Fundy National Park is close to the Albert County of New Brunswick. It has five camping grounds and 25 hiking trails which pass through the pristine Acadian forests. The waters are perfect for kayaking, boating and fishing.
The port was opened in 1950 and refurbished several times. It has a golf course, a swimming pool, beaches and seaside cabanas and biking tracts. The park is less crowded during winter and visitors can enjoy snowboarding and skiing.
More than 600 species of plants, including bryophytes and lichens are found in the forests. Common trees include red spruce, balsam fir, birch, red maple and wood fern.
Endangered fish species like salmon, martens, trout and eel are found in the Fundy Bay waters. The park also contains the famous flying squirrels, beavers, chipmunks, deer, racoons and over 100 bird species.

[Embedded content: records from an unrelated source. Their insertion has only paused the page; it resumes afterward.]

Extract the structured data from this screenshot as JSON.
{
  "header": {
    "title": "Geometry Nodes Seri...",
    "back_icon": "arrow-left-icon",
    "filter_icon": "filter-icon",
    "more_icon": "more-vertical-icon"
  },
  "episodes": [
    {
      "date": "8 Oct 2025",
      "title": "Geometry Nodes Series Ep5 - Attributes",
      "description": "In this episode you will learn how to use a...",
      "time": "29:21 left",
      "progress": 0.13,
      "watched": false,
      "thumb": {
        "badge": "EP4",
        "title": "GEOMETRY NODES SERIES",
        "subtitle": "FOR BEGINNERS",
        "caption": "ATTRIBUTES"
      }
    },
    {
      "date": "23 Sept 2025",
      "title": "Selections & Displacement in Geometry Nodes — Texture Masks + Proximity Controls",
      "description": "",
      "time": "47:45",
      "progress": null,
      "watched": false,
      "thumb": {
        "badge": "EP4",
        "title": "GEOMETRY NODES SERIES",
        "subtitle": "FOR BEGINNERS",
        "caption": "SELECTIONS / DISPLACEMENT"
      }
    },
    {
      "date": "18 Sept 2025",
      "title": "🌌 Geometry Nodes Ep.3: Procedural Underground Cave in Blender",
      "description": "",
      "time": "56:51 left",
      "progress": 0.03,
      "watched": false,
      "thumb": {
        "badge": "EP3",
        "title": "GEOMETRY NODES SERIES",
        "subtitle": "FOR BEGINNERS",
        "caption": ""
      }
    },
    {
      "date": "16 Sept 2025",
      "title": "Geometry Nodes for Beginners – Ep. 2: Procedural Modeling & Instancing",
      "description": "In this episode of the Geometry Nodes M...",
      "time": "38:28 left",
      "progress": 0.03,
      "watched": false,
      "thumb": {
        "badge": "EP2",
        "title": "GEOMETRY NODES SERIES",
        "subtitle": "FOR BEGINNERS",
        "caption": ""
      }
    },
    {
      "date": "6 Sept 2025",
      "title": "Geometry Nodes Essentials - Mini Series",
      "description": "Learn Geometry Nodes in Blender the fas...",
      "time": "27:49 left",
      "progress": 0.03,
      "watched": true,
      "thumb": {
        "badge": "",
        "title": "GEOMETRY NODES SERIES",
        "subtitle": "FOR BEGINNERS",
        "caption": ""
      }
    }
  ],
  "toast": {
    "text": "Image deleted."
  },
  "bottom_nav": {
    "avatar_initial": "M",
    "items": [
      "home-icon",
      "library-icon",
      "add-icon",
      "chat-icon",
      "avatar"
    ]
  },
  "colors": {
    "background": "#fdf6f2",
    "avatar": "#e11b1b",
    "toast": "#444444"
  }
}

11. A popular tourist destination in the Atlantic
Fundy Bay has numerous places offering unforgettable experiences. Regular ferries ply from the coast to the nearby islands. The Grand Manan island is the largest, covering 35 kilometres of land. It is known for its quiet beaches, small fishing community and traditional way of life.
Hundreds of people visit the Bay in August for whale watching. Abundant krill and small fish attract whales to the mouth of Fundy Bay. These gigantic creatures can be seen from St Andrews Bay or the Brier bay in Nova Scotia.
An 1838 iron-cast lighthouse stands atop the rocky coastline. One can also enjoy zip-lining, bungee-jumping and even rock climbing.
The small town of St. Martins leads to the Fundy trail overlooking the coast, mudflats and lofty hills. It is a perfect picnic spot for families. Many fun-filled activities such as diving and exploring natural caves can be enjoyed here.
The best place to watch the high tides is the Reversing Falls Bridge. It has a transparent floor and an observation platform that offers a great view of the whirlpools formed in the Bay.
St. Andrews is famous for the Kingsbrae Garden, which displays native flowering plants. The Science Centre is a must-visit for children and adults alike. It has real-looking sculptures of marine animals, aquariums, and interactive technology.